Could you please explain in just a few words the difference between using
?default-graph-uri=urn:x-arq:UnionGraph and ja:UnionModel? I'm having a hard
time wrapping my head around this.
Fair point. There are different ways to achieve the same functionality.
ja:UnionGraph builds a graph which is implemented with a number of
subgraphs. Any kind of graph - it's general purpose.
It is class MultiUnion and used in ontologies (owl:imports) and in
inference.
That is then put inside a general purpose dataset which can hold any
kind of graph.
A SPARQL query executes on this general structure and everything, even
the basic graph pattern evaluations, works in Node objects. Nodes
themselves are compound objects and the upshot is that comparisons are
being done on strings, via several layers of object reference indirection.

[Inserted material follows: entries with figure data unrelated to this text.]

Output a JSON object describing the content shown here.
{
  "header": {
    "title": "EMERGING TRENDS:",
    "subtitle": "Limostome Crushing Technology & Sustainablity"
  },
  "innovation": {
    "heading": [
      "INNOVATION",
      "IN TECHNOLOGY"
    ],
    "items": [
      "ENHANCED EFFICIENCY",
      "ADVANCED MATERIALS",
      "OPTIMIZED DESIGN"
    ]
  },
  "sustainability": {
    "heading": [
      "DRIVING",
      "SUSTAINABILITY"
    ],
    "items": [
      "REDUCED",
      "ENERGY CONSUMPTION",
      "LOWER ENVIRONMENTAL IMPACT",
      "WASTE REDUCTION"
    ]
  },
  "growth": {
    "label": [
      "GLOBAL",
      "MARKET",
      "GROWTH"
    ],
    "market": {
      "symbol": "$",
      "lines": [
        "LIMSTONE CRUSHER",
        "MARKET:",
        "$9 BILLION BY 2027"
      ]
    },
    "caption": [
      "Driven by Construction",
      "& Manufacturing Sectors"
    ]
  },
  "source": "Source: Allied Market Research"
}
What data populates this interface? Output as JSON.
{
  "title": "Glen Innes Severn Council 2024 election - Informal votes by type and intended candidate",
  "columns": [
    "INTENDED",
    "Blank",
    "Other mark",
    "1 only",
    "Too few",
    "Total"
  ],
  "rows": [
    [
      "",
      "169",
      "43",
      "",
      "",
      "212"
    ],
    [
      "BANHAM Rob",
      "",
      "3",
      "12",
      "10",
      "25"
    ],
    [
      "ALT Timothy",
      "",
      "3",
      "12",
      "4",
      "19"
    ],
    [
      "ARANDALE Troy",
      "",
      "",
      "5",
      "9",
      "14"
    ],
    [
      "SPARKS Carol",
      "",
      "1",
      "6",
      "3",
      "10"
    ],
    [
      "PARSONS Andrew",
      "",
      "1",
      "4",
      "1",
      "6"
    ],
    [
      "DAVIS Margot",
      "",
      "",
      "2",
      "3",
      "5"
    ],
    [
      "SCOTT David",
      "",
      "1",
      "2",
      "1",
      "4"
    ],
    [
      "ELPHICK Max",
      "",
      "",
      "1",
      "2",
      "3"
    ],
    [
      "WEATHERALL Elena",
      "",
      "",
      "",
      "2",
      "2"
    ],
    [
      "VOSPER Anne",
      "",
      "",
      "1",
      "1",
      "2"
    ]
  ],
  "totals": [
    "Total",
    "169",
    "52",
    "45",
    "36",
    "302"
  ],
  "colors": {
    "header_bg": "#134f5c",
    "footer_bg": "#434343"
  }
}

Access to the union graph is general purpose but involves removing
duplicates and in this general case that is a bit expensive. its a set
to remember what's been seen.
?default-graph-uri=urn:x-arq:UnionGraph or GRAPH <urn:x-arq:UnionGraph>
or DatasetGraph.getUnionGraph all go to the actual TDB dataset and query
execution of basic graph pattern is done with TDB's NodeIds whcih are
cheaper to compare.
String comparison (the general datset with general graphs) is more
expensive than comparing longs (TDB NodeIds).
Extra object indirection, more bytes to compare, more data moved from
main RAM,less efficient us of L2 cache (very *very* roughly that's 10x
faster to access than RAM).
What is more, TDB does access to the union graph more efficiently
because it is close to the storage. Union is access one quad index
(which one depends on the pattern details). Duplicate removal is cheaper
- the way indexing is done across graphs means that duplicate triples
are adjacent so no need to remember more than the previous row.
c.f. DISTINCT vs REDUCED.
More: a SPARQL COUNT(*) doesn't even create Nodes from TDB; it counts
the iternal datstructure used by TDB.
Andy
set union mode on the dataset or (3.13.0) the
service for default to query all graphs.
my previous question about this one also stands, is there a new feature being
introduced in v3.13.0 regarding the union graph?
No - only the way to set the context on a per endpoint basis.
Thank you Andy for all the help.